2015年3月2日月曜日

「敗者復活」がなかなかできない社会や企業


あるテレビ番組を見ていて、“敗者復活”という言葉が耳に残りました。
今の社会は、勝つか負けるかのギスギスした社会になっており、さらに一度負けるとなかなか“敗者復活”ができないので、それが心の病や人を傷つける犯罪や、他人のことを顧みない風潮の一因になっているのではないかということでした。何となく納得をしながら聞いていました。

ここで言っていた社会を企業に置き換えてみた時、例えば私がかかわることが多い人事制度であれば、人の評価というものが必ずついて回ります。この人事評価の仕組みとしては、評価基準を設けたり職務基準を作ったりして、ある程度の客観性に基づいて、ゼロベースで評価できる形を整えようとします。

ただ、これを運用していくと、その人その人の評価というのは、実際にはあまり変わるものではなく、固定化していく傾向が強いと感じます。
「仕事ができる人もできない人も、そんなには変わらない」「仕事の能力は急に変わるものではない」ということも、ある面では真実だろうと思いますが、一方で、一度貼られたレッテルはなかなか剥がすことができないという面を感じます。

特に中小零細企業の場合は、個別の人間同士の相性も絡んで、その人の評価や組織内での序列といったものは、いつまで経ってもなかなか変わりません。少人数の固定化した集団では、ある程度はやむを得ないことなのかもしれません。

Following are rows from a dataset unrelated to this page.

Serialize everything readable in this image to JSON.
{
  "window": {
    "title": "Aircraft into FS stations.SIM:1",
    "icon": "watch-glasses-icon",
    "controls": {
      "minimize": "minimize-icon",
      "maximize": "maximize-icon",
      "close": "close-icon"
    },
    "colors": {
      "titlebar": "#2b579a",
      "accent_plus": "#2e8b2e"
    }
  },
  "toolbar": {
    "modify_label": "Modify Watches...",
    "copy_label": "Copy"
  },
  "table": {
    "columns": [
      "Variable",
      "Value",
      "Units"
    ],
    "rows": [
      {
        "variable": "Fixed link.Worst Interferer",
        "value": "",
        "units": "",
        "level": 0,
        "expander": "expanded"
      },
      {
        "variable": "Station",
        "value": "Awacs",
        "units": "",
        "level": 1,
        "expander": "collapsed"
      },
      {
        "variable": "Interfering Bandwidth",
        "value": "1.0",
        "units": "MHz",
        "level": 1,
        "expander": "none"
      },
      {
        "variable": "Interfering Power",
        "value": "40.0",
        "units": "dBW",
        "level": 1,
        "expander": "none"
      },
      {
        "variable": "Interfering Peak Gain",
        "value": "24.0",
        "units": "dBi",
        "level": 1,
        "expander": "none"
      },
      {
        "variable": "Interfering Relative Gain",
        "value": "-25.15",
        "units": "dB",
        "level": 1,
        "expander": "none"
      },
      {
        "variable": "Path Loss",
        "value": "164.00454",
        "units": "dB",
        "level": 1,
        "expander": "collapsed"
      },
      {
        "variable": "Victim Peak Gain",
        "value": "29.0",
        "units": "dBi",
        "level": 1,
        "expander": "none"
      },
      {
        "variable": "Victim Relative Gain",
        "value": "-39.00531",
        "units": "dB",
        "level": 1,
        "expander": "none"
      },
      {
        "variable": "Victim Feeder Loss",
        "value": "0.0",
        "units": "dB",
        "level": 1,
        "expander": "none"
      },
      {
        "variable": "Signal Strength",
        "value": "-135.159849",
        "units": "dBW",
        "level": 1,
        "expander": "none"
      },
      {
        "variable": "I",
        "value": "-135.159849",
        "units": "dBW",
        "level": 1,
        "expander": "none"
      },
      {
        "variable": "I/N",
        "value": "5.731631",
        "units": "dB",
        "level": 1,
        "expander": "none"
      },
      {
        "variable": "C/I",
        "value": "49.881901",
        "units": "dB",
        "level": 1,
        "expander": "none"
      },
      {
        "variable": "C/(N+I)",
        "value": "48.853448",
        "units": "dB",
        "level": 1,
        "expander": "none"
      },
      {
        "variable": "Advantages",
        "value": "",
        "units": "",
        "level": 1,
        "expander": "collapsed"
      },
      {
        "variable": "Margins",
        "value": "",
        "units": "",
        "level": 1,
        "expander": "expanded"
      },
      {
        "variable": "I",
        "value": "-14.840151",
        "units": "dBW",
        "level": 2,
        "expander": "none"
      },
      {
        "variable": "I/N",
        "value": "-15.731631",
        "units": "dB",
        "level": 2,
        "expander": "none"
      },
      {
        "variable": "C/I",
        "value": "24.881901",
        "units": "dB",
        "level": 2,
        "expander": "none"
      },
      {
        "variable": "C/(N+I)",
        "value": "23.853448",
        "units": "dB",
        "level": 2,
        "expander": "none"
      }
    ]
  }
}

また、例えば役職任命に関してであれば、昇格も降格も、栄転も左遷もあるでしょうが、どちらかといえばよほどの失敗や責任問題、能力不足といったものでもない限り、外す、降ろすという処遇はしないことが多いと思います。これは裏を返せば、一度役職から外れると再度戻すのが極めて難しいということの証明で、要は「敗者復活はしづらい」ということなのだと思います。

これはある会社で聞いた話ですが、もともとはシステム開発部門の部長だった人が、あるプロジェクトを大失敗させて部長降格になったそうです。
その人はその後管理系の部門に異動し、そこで徐々に実績を認められて部長職に返り咲き、その後もさらに評価を高めて執行役員を務めるまでになったそうです。
これはまさに“敗者復活”といえるように思いますが、こうなるには本人の努力だけでなく、周りもその人を見捨てずに、環境や役割を変えるなどしてチャンスを与え続けたからということがあると思います。

“敗者復活”は、本人の努力だけではなかなか難しいことだと思います。それが可能な環境や、周りから何らかの後押しが必要だと思います。人が人を評価する限り、初めの印象が強く作用することは避けられませんが、これが固定化することで、本当は育つかもしれない可能性の芽を摘んでいるかもしれません。それは社会においても企業においても、あまり好ましいことではないと思います。

「“敗者復活”ができる環境作り」。
簡単にできそうにはありませんが、取り組んでいかなければならないテーマではないでしょうか。